Running bhyve with GDB

• Run bhyve(8) with the -G flag to specify a GDB server port (1234 in this case):

  sudo bhyve \
    -G 1234 \
    -m 1G \
    -c 1 \
    -s 0,hostbridge \
    -s 1,virtio-blk,~/cheri-kernel-c18n/output/cheribsd-morello-purecap.img \
    -o bootrom=/usr/local/share/u-boot/u-boot-bhyve-arm64/u-boot.bin \
    -o console=stdio \
    kernel-c18n
  

• Run gdb with the above configuration:

  ~/cheri-kernel-c18n/output/sdk/bin/gdb -x ~/kernel-c18n-gdbinit.txt
  

Running QEMU with GDB

• Run cheribuild with additional flags to wait for a GDB client before starting a VM:

  ./cheribuild.py run-morello-purecap \
    --source-root ~/cheri-kernel-c18n \
    --wait-for-debugger
  

• Run gdb with the above configuration:

  ~/cheri-kernel-c18n/output/sdk/bin/gdb -x ~/kernel-c18n-gdbinit.txt
  

Limitations

The current implementation of kernel-c18n is a prototype of a compartmentalization model that we envision to be included in the dev branch of CheriBSD. It is sufficient to show the benefits of kernel-c18n but it is not mature enough and lacks many features that users and developers would expect.

The current limitations include:

• The kernel supports only Arm Morello

  We plan to add CHERI-RISC-V support.

• The kernel runs only under bhyve and QEMU

  You cannot run it directly on Arm Morello hardware due to missing SMP support. We plan to extend the implementation to allow that, e.g. to run the GUI stack with the user-space library-based compartmentalization and the kernel compartmentalization.

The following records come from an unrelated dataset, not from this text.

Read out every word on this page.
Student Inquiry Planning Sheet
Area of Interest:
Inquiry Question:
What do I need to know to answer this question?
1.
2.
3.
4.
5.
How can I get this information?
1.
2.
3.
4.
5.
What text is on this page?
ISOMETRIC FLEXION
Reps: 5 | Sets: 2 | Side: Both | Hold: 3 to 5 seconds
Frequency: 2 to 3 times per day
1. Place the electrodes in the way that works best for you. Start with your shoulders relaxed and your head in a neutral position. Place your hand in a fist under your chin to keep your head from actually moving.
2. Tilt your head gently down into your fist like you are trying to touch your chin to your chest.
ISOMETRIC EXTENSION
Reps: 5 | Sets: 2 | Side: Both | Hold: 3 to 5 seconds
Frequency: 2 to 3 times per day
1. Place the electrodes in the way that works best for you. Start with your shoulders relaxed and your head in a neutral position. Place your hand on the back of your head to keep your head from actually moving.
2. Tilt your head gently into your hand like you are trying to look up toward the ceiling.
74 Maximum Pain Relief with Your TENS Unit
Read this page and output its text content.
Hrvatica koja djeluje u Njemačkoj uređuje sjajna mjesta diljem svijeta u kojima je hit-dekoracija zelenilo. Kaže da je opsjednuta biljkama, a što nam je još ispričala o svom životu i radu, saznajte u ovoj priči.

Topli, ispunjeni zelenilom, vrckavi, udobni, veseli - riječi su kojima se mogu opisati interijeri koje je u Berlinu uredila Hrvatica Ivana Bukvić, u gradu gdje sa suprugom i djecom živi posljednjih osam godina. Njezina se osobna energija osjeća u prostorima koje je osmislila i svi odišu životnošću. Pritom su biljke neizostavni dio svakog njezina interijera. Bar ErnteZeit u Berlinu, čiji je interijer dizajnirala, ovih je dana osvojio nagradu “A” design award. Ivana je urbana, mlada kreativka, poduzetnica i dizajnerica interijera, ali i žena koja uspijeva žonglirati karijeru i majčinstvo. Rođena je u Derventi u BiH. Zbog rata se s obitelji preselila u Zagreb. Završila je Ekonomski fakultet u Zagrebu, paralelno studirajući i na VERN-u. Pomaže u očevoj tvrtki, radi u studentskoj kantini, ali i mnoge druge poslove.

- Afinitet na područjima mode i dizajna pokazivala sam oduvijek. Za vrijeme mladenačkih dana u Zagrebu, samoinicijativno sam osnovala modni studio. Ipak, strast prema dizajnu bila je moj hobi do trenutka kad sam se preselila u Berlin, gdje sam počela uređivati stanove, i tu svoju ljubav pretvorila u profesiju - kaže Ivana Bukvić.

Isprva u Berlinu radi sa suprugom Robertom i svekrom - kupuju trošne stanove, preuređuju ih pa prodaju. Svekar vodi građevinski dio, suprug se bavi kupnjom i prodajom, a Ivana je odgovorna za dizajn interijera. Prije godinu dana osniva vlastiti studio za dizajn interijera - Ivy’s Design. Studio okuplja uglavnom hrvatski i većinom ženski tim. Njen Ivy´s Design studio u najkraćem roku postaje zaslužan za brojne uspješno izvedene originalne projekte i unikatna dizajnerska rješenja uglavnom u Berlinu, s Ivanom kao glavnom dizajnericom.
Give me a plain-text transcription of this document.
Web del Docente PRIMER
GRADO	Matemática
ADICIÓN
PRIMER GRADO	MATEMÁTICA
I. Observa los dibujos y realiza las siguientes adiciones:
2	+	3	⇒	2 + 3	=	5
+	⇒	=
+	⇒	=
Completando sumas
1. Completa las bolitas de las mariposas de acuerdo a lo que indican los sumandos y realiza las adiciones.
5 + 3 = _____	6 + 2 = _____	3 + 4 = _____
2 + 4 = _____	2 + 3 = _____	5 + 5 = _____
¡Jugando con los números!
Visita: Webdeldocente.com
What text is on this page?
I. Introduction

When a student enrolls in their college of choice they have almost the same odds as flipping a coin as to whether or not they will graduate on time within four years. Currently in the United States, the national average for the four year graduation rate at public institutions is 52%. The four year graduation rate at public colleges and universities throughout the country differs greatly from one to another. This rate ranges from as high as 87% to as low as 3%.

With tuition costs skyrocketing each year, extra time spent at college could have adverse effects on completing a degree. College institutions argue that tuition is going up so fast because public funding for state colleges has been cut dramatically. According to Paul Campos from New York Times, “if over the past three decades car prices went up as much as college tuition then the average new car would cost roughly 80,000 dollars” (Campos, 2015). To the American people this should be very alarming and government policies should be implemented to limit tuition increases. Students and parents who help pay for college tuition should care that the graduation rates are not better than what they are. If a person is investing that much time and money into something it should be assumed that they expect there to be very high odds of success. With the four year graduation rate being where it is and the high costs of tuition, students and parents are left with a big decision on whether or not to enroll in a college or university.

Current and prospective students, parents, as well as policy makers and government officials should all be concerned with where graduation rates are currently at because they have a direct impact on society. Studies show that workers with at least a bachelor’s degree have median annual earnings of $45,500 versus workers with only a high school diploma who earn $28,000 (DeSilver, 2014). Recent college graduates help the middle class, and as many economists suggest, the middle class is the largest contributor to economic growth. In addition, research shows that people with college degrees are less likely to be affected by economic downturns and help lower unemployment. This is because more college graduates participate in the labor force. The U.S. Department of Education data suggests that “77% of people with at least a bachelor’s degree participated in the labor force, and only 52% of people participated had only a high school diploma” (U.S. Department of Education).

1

• Debuggers do not unwind stacks

  ddb and GDB debuggers cannot unwind a stack with call frames across compartments.

• The build system does not implement an infrastructure to compose policies

  The kernel includes a hardcoded policy that is specific to GENERIC-MORELLO-PURECAP-COMPARTMENTS. Instead, we would like the build system to use JSON policy files corresponding to options specified in a kernel configuration.